/ 16 December 2017

Zuma: Conference must decide the tripartite alliance’s future

Cosatu said it had lost confidence in Zuma to lead and unite the ANC and the country
Cosatu said it had lost confidence in Zuma to lead and unite the ANC and the country

Outgoing ANC president Jacob Zuma has called on the party’s national elective conference to decide how to respond to the South African Communist Party (SACP) decision to contest an election, and his banning from any official events by workers federation Cosatu.

Zuma bemoaned the state of the alliance in his opening address to the conference at Nasrec in southern Johannesburg on Saturday, saying tensions have come to a head while the alliance partners still need each other.

The ANC entered into an alliance with the SACP, Cosatu and the South African National Civics Organisation (Sanco) in 1993, and has won elections with the three bodies campaigning for them since the turn of democracy.

Zuma said that in 1994 alliance tensions emanated from the disagreements about the ANC’s policy choices.

“The tensions that have built up over the years, at times as a result of dissatisfaction with policy instruments adopted by ANC and govt, have now come to a head in an unprecedented move.

“We saw in the past few months our alliance partners marching side by side with right wing forces who are historically opponents of our democratic revolution, calling on the president of the ANC to step down,” Zuma said.

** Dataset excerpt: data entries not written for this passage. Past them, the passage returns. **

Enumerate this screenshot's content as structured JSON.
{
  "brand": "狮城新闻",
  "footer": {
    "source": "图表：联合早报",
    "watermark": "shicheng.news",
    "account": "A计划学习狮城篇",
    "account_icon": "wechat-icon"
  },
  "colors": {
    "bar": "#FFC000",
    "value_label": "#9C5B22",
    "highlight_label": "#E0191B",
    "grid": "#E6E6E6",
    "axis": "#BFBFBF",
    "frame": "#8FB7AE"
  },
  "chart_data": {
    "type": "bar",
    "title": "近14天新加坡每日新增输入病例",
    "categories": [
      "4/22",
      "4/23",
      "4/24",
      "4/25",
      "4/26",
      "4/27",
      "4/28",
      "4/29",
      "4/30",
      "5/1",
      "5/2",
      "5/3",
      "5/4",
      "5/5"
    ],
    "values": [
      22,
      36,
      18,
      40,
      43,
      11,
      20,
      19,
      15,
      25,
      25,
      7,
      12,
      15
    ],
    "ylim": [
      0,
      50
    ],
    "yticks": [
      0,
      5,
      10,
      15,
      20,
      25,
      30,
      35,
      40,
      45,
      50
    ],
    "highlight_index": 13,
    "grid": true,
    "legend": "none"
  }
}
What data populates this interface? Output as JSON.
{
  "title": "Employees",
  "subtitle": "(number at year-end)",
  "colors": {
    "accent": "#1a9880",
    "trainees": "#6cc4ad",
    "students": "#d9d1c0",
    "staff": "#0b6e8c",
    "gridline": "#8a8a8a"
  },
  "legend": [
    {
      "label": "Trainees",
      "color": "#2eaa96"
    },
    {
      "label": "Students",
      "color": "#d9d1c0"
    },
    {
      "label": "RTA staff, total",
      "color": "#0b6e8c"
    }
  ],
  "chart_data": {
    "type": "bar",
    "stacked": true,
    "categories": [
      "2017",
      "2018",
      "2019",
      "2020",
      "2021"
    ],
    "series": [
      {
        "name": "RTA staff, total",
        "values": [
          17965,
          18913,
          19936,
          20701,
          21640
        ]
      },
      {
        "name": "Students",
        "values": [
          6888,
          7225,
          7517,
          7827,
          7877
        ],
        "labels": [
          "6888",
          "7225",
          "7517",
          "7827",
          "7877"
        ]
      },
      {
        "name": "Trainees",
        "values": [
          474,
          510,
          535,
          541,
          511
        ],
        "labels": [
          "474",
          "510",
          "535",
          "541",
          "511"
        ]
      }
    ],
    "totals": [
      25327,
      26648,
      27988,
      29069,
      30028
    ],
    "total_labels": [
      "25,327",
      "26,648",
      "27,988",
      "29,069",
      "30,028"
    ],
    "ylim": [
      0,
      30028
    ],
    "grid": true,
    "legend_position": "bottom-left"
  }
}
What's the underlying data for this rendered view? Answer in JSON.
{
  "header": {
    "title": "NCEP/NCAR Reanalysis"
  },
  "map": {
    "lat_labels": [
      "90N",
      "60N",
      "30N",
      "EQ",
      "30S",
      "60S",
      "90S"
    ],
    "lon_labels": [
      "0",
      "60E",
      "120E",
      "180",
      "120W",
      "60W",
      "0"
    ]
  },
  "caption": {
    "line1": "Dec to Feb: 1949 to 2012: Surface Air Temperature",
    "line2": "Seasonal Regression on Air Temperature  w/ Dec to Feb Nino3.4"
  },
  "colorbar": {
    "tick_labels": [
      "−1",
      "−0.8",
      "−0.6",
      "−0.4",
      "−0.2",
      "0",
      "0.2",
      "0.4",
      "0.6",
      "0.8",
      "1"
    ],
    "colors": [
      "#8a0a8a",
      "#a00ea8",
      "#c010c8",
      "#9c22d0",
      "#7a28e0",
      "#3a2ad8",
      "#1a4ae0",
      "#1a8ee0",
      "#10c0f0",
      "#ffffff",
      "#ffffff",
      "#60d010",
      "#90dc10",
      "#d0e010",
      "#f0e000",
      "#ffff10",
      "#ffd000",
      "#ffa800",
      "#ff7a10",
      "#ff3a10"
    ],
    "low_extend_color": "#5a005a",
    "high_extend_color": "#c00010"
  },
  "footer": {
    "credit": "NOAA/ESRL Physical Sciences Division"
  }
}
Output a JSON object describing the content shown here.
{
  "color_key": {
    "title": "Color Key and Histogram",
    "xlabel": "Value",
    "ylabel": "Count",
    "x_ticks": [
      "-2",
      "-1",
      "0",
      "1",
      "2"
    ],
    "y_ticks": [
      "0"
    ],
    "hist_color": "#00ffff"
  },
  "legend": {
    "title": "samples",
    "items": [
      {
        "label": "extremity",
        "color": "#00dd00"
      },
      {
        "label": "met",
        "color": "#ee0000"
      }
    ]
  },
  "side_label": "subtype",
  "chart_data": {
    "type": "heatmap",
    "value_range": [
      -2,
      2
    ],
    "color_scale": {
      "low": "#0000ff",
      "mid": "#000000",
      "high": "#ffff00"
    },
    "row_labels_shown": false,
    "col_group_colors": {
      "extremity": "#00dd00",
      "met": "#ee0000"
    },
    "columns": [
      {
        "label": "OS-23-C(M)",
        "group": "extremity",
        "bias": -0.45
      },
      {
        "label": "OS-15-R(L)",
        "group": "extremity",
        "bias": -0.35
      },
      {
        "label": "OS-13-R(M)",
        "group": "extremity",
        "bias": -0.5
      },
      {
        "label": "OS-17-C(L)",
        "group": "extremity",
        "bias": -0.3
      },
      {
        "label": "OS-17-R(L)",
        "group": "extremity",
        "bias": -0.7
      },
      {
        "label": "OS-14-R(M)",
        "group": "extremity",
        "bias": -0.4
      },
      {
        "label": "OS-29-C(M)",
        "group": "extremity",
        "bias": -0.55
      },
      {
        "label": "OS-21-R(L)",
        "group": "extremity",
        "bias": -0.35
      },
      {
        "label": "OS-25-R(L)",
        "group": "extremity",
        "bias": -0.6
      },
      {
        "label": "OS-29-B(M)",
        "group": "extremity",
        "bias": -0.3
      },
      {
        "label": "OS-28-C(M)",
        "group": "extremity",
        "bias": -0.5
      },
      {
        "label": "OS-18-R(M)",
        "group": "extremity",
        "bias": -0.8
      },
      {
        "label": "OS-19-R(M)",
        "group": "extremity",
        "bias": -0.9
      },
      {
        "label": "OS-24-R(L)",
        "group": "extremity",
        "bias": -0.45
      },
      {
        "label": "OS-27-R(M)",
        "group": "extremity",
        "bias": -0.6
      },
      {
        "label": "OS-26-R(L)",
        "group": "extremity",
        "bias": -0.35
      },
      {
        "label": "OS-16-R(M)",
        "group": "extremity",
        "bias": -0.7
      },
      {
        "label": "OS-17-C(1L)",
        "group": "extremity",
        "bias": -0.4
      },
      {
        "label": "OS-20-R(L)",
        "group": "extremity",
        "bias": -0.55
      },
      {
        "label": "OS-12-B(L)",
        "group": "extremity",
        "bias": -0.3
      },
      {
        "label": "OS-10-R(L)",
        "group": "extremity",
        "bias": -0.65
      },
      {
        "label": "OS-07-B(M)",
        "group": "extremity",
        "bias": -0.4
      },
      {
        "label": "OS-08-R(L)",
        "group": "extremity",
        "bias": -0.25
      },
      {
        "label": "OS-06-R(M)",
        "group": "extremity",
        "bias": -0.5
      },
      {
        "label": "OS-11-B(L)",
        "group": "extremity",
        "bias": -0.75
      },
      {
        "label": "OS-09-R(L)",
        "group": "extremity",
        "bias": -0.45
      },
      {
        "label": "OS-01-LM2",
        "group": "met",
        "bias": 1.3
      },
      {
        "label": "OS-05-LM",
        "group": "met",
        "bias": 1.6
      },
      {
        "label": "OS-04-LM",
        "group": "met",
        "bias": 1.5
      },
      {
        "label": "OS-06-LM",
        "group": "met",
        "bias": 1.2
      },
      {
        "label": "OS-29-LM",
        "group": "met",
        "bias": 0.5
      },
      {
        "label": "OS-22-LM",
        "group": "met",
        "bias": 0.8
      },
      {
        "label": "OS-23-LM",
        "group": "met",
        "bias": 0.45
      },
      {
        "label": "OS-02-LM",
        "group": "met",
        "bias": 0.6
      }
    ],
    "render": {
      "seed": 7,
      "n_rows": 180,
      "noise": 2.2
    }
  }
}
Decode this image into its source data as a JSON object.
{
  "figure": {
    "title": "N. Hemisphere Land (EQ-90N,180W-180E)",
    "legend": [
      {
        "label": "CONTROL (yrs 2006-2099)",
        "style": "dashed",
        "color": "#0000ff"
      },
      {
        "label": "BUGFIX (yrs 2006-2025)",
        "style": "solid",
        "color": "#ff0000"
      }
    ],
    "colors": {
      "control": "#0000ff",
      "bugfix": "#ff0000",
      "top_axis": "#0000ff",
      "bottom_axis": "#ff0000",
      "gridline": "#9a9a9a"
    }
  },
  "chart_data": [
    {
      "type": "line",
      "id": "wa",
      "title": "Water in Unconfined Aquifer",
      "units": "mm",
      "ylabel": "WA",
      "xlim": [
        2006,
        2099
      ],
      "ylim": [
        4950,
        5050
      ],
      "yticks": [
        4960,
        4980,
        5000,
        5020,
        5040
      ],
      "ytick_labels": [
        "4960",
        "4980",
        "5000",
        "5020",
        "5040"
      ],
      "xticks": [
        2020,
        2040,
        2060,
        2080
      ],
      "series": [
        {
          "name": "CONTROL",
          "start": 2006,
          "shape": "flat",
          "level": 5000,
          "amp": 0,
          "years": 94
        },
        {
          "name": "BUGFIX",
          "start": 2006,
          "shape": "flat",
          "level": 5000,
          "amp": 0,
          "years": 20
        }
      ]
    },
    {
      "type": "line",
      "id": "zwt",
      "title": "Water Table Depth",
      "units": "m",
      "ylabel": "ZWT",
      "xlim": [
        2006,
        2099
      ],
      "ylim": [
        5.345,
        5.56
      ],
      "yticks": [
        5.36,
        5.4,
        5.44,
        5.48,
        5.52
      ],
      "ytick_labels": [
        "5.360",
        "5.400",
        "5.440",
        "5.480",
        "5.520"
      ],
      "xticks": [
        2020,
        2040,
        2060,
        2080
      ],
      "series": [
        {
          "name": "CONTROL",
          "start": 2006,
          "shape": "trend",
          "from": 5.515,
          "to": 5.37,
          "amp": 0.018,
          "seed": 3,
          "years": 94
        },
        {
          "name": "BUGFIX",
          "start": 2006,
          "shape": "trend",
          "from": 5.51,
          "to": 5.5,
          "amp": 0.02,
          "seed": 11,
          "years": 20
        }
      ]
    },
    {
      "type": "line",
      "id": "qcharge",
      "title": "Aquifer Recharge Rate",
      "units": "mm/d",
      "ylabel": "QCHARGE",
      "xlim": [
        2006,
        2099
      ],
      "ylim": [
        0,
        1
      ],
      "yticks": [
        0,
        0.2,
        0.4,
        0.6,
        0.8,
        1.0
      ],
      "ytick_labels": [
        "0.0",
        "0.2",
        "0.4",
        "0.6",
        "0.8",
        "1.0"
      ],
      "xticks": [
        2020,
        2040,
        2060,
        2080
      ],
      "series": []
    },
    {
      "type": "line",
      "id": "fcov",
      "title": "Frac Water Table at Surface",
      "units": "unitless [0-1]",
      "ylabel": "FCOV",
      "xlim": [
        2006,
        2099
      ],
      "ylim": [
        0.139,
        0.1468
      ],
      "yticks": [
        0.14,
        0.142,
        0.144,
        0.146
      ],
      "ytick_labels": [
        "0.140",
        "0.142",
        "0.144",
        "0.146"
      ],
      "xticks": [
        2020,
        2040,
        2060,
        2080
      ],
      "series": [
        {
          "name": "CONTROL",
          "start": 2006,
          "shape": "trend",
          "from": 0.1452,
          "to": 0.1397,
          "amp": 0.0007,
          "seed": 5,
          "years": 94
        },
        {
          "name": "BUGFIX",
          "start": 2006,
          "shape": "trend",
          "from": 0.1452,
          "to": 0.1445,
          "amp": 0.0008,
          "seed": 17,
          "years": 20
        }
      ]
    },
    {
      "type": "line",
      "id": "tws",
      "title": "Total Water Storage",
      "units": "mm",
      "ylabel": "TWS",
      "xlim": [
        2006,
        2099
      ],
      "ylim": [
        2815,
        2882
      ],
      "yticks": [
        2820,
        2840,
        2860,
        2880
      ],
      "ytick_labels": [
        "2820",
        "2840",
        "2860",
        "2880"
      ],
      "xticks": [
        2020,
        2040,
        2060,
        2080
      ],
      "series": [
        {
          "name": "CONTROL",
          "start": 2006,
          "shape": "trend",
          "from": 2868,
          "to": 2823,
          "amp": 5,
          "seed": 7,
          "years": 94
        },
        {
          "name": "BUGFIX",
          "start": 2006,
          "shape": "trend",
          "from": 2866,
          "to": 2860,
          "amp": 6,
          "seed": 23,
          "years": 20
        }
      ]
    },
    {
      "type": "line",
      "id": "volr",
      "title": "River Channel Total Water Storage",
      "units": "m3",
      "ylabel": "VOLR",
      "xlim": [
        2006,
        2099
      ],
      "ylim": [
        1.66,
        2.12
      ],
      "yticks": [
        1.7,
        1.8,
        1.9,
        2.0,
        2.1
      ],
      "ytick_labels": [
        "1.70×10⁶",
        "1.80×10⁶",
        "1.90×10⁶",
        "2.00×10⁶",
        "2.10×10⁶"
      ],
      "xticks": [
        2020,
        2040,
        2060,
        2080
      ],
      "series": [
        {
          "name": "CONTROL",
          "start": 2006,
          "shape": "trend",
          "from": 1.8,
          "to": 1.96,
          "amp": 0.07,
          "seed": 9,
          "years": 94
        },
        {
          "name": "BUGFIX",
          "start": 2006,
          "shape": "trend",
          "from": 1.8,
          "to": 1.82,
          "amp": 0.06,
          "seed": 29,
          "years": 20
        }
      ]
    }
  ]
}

“A decision was taken by our allies to bar the president of the ANC from attending any or addressing any of their gatherings. Hardly three weeks ago, the SACP contested elections on its own, working against the ANC in the Metsimaholo local government,” Zuma added.

Both the SACP and Cosatu have called on Zuma to step down. The SACP publicly criticized Zuma after he sacked former finance minister Pravin Gordhan and his deputy, Mcebisi Jonas, accusing him of crippling the country’s criminal justice system.

Cosatu said it had lost confidence in Zuma to lead and unite the ANC and the country, and therefore would not allow him to speak at its events. On May Day this year, Zuma was booed by hundreds of workers in the Free State.

He told the ANC delegates that the conference was obliged to publicly respond to these positions by its allies, as the ANC is the leader of the alliance and the decisions to ban Zuma and call for him to step down were taken at public conferences.

“This conference must discuss these new developments and provide direction having given due regard to proposals of SACP around the reconfiguration of the alliance in line with new conditions of struggle,” Zuma said.

“It’s important that when we take decisions about it, we carefully think about what we are doing to our history and our objectives, that are still there. Our revolution is not complete. Don’t we need one another? I think we still do,” Zuma added.

The outgoing ANC president said he hoped his replacement would lead such a delegation, which would discuss the tensions at the alliance political council next year.